The outcome of such a mentality is that groups within the culture or institutions that are part of that culture bristle at one another from behind their heavily defended positions, exchanging blows, insults, or soundbites, but never attempting to get inside the head of the other in order to discover whether any of their ideas are good, or the manner in which they are flawed. The fact is that we have all fallen in love with the prejucides and preconceptions that we have come to treasure, and woe betide if anyone comes up with solid evidence that questions or deflates our illusions. While I do not see the present generation able to reach beyond these polarizations, I sincerely hope and pray that the rising generations finds a creative way beyond this for if they do not, we are all in trouble.
Within this environment is not only an unwillingness and inability to hear and listen to the other, but more worrying still, an absence of the capacity to understand the basic principles of intellectual engagement. Whether these have been abandoned, forgotten, or never taught, is hard to tell, possibly a mixture of all three, but their absence intensifies our problems. In western culture down through the centuries, building upon the philosophical and rhetorical insights that have come down from antiquity, there has been an engagement of minds that has borne rich fruit. In our present climate this does not (and possibly cannot) happen.
I have noticed increasingly when I try to engage in debate with others over the issues that have divided the church, seldom do I receive a response that actually answers questions I have raised or points at issue that I have drawn attention to. Now I understand the game of diversion in discussion or argument because I have done it myself, but it appears that much of the responses I receive at the moment are more diversion than actually answering what I have put on the table for discussion. Sometimes I wonder if my opponent knows how to answer me.
In addition, as I have stated so many times before, the basic principles of reason and elementary logic are nowhere to be seen in the discussion that is rending the church, and while both sides of the divide are guilty of such abandonment, it does seem that reason and logical process are a total mystery to those on the reappraising side of the ethical and ecclesiastical equation.
The outcome is that conjecture is presented as fact, and objections to what then is perceived to be "fact" are brushed impatiently aside.
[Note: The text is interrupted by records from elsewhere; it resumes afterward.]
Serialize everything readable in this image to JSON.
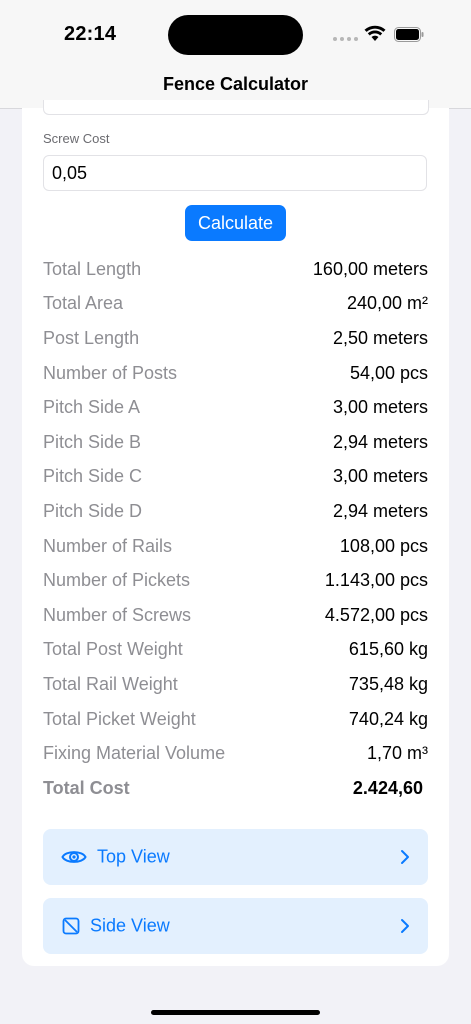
{
  "status_bar": {
    "time": "22:14"
  },
  "nav": {
    "title": "Fence Calculator"
  },
  "form": {
    "screw_cost_label": "Screw Cost",
    "screw_cost_value": "0,05",
    "calculate_label": "Calculate"
  },
  "results": [
    {
      "label": "Total Length",
      "value": "160,00 meters"
    },
    {
      "label": "Total Area",
      "value": "240,00 m²"
    },
    {
      "label": "Post Length",
      "value": "2,50 meters"
    },
    {
      "label": "Number of Posts",
      "value": "54,00 pcs"
    },
    {
      "label": "Pitch Side A",
      "value": "3,00 meters"
    },
    {
      "label": "Pitch Side B",
      "value": "2,94 meters"
    },
    {
      "label": "Pitch Side C",
      "value": "3,00 meters"
    },
    {
      "label": "Pitch Side D",
      "value": "2,94 meters"
    },
    {
      "label": "Number of Rails",
      "value": "108,00 pcs"
    },
    {
      "label": "Number of Pickets",
      "value": "1.143,00 pcs"
    },
    {
      "label": "Number of Screws",
      "value": "4.572,00 pcs"
    },
    {
      "label": "Total Post Weight",
      "value": "615,60 kg"
    },
    {
      "label": "Total Rail Weight",
      "value": "735,48 kg"
    },
    {
      "label": "Total Picket Weight",
      "value": "740,24 kg"
    },
    {
      "label": "Fixing Material Volume",
      "value": "1,70 m³"
    },
    {
      "label": "Total Cost",
      "value": "2.424,60"
    }
  ],
  "links": {
    "top_view": {
      "label": "Top View",
      "icon": "eye-icon"
    },
    "side_view": {
      "label": "Side View",
      "icon": "square-slash-icon"
    }
  },
  "colors": {
    "accent": "#0a7aff",
    "link_background": "#e3f0fe",
    "page_background": "#f2f2f7"
  }
}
When, as is sometimes the case, I press the issue the person with whom I am in discussion flies off at a tangent with a whole trail of red herrings that have little or nothing to do with the item in hand.
This is often where story is brought in to make the point the other person thinks they are pressing, believing that story is the trump card up their sleeve. In wider forums where the basic principles of discussion and argument seem lost forever story is the trump, but, for example, it never seems to cross anyone's mind that it is irrational and illogical to argue from the particular to the general. Special cases are neither now nor ever have been a good basis governing principles.
All of this frustrates because eventually it seems as if we are wrestling with an eel rather than attempting to explore together the realities and how the People of God should respond to those realities in a manner that is worthy of their calling. We are, I believe, at a reformational moment in the development of western Christianity, and it could well be that if we are determined to wallow in this intellectual and spiritual mudbath which lacks any hope of discovering clarity, the benefits of this moment will be lost.
The time is well past, I believe, for all engaged in the discussion first to know the facts, and this means attempting to master the viewpoint and mindset of those with whom we disagree. Woefully, neither side seems willing to do this. The second is to be prepared to grasp, understand, and use the basic principles of rational debate, which means learning a little fundamental logic. The third is to begin to find ways of respecting those with whom we disagree, because a genuine interchange of ideas cannot take place without decency, civility, and respect. The fourth is to be willing to listen to what is being said by our adversary and respond to what they are saying rather than resorting to personal inuendo, diversionary tactics, or story as trump card rather than illustration.
While there is more to careful conversation and debate than this, just to put these simple rules in place would make a tremendous difference.